GitHub Channel API

AI-generated, awaiting review View as Markdown

Import from @flue/github.

`createGitHubChannel()`

function createGitHubChannel<E extends Env = Env>(
  options: GitHubChannelOptions<E>,
): GitHubChannel<E>;

Creates one stateless GitHub webhook channel. The callback is stored during construction and runs only for a verified non-ping delivery.

`GitHubChannelOptions`

interface GitHubChannelOptions<E extends Env = Env> {
  webhookSecret: string;
  bodyLimit?: number;
  webhook(input: {
    c: Context<E>;
    delivery: GitHubWebhookDelivery;
  }): void | JsonValue | Response | Promise<void | JsonValue | Response>;
}

Field	Description
`webhookSecret`	Secret configured on the GitHub webhook.
`bodyLimit`	Maximum request body in bytes. Default: 25 MiB.
`webhook`	Receives every verified non-ping delivery.

Returning nothing produces an empty 200. A JSON-compatible value becomes a JSON response. An ordinary Hono or Fetch Response passes through unchanged. A thrown callback falls through to Hono’s framework error handler.

`GitHubChannel`

interface GitHubChannel<E extends Env = Env> {
  readonly routes: readonly ChannelRoute<E>[];
  conversationKey(ref: GitHubIssueRef): string;
  parseConversationKey(id: string): GitHubIssueRef;
}

routes contains one POST /webhook declaration used by discovered channel routing. A file named channels/github.ts is served at /channels/github/webhook relative to the flue() mount.

Conversation keys are canonical identifiers, not authorization capabilities. Pull requests use their issue number.

Deliveries

Every verified non-ping delivery reaches webhook as a GitHubWebhookDelivery. The package does not normalize, rename, or enumerate a fixed set of events: the parsed event is forwarded with GitHub’s own field names and nesting.

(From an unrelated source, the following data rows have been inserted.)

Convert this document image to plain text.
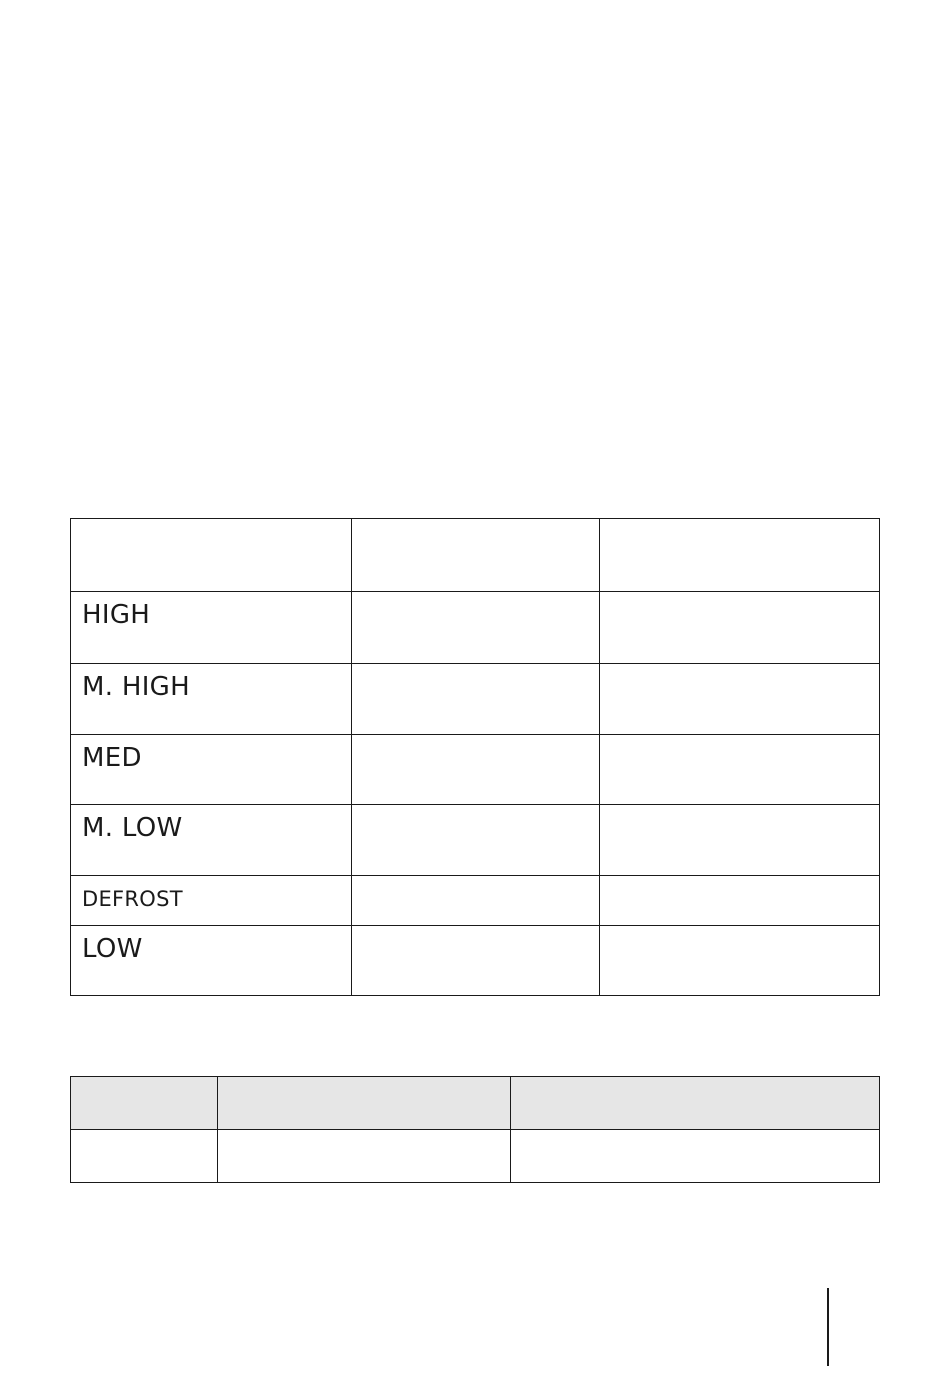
HIGH		

M. HIGH		

MED		

M. LOW		

DEFROST		

LOW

type GitHubWebhookDelivery = {
  [Name in WebhookEventName]: {
    name: Name;
    payload: EventPayloadMap[Name];
    deliveryId: string;
    hookId?: string;
    installationTarget?: { id: string; type: string };
  };
}[WebhookEventName];

Field	Description
`name`	The `X-GitHub-Event` value. Discriminates `payload`.
`payload`	GitHub’s parsed event, typed by `@octokit/webhooks-types`.
`deliveryId`	The `X-GitHub-Delivery` GUID. Manual redeliveries reuse it; dedupe on it.
`hookId`	Header-derived hook id, when GitHub supplies one.
`installationTarget`	Header-derived installation target, when GitHub supplies one.

name is the discriminant. Narrowing on it narrows payload to the matching native event — name: 'issues' gives an IssuesEvent, name: 'pull_request' gives a PullRequestEvent, and so on. Within an event, branch on the native payload.action. Read fields with GitHub’s own names (payload.repository.owner.login, payload.issue.number, payload.comment.in_reply_to_id, payload.installation?.id).

Choosing which events to act on is application policy: subscribe to the minimum set in GitHub and branch in the handler. Events without an action (for example push) are forwarded like any other verified delivery.

The package re-exports the underlying types from @octokit/webhooks-types:

import type { EventPayloadMap, WebhookEvent, WebhookEventName } from '@flue/github';

GitHub ping is acknowledged internally and does not invoke webhook. Signatures are checked against the exact request bytes before JSON parsing. Ingress is JSON-only; form-encoded (application/x-www-form-urlencoded) deliveries are rejected on content type before verification. The package does not deduplicate deliveryId. Header-derived delivery, hook, and installation-target metadata must not be treated as an authorization capability.

Identity

interface GitHubIssueRef {
  owner: string;
  repo: string;
  issueNumber: number;
}

Errors

InvalidGitHubConversationKeyError
InvalidGitHubInputError, with structured field

See GitHub setup for composition with Octokit and application-owned tools.